Before the recession began, Hershey's sales suffered because consumers had been turning toward pricier chocolates, an area that Hershey had been slow to get into. Privately held Mars Inc. and specialty chocolate brands gained share. That pushed Hershey to begin marketing more expensive chocolates. In mid-2007 it announced a pact with Starbucks to develop and market a premium line.

But that new line was badly timed because the economy started slowing soon after. Consumers slashed spending last year and early this year, turning away from most extravagances, including pricey chocolate. "The timing of the launch of the Starbucks proposition, frankly, we just missed the window," said Hershey Chief Executive David West during a Thursday conference call. "Our partner obviously had some other business challenges and the consumer at that price point wasn't sustainable."

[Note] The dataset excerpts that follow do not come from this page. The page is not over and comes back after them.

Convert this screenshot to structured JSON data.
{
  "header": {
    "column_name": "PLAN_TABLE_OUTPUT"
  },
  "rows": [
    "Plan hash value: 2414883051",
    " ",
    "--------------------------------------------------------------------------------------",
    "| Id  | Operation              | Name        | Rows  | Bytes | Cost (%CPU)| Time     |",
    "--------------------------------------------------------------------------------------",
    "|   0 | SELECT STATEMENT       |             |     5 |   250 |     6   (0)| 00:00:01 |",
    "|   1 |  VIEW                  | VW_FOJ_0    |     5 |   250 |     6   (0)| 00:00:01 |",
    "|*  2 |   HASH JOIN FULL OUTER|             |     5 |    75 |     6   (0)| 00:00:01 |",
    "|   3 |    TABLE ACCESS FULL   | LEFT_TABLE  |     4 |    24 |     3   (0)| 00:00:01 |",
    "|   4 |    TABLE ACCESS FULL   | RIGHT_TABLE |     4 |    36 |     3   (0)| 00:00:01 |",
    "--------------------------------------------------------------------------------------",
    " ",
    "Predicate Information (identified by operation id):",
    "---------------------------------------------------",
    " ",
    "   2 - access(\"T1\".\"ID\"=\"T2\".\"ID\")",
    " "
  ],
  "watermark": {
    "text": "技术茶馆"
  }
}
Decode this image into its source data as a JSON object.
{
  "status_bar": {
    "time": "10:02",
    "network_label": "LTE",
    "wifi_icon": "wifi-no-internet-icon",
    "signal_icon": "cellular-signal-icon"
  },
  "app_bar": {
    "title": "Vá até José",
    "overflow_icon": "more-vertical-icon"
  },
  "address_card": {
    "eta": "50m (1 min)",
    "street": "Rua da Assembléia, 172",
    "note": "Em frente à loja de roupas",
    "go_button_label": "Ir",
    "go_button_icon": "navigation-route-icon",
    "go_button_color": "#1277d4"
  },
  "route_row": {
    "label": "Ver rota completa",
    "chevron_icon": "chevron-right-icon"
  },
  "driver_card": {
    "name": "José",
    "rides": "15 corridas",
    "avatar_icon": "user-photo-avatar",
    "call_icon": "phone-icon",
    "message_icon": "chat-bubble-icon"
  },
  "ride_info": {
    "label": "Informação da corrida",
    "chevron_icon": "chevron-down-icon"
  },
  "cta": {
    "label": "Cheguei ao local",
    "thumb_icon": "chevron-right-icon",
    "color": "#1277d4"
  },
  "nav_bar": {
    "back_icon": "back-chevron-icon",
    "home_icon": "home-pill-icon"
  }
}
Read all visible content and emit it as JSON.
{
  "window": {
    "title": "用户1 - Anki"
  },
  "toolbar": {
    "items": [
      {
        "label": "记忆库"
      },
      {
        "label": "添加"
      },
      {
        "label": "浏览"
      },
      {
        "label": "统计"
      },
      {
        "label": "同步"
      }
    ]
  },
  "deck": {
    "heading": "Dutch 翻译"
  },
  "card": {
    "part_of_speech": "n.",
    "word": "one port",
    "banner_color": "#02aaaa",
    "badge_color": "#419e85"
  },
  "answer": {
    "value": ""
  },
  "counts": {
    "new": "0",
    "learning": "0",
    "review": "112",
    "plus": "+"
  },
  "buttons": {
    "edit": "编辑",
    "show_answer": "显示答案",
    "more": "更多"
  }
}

A Starbucks spokesman, Alan Hilowitz, said the two companies made the decision mutually and it was part of Starbucks' effort to focus on its core businesses in supermarkets: packaged coffee, ready-to-drink coffee and ice cream.

For Hershey, the moves on the Starbucks line and the Cacao Reserve line probably made business sense since the company likely found the brands not profitable enough, said Chris Growe, an analyst at Stifel Nicolaus. The company didn't disclose sales on these brands.

Hershey said that for now it will focus on its existing Scharffen Berger and Dagoba lines to grow in the premium chocolate space. The company is also hoping to get consumers to trade up to its Bliss line of chocolates.

Still, these brands alone aren't likely to give Hershey a major role in the premium chocolate segment, which is likely to pick up steam again as consumer spending rebounds.

Growe thinks the super premium chocolate category will pick up with the economy, but is unlikely to reach the growth rates of two years ago. Still, he says, if the high-end category grows faster, Hershey "may not be able to fully participate in that given their current portfolio."

CEO West said Thursday that the company had "strategic work" underway to study the premium segment and its brands there. "While premium has slowed, we do believe it will have a role in the category in the years to come," he said. A Hershey spokesman declined further comment.

Meanwhile, the recession has been kind to the maker of the namesake Kisses and Twizzlers. Many of its brands are at the lower end of the price spectrum, helping earnings and sales, and even allowing the company to gain market share.

On Thursday, the company reported a 72% jump in second-quarter earnings from a year ago, beating Wall Street's view on rising sales. Earnings were $71.3 million, or 31 cents a share, up from $41.5 million, or 18 cents a share, a year ago.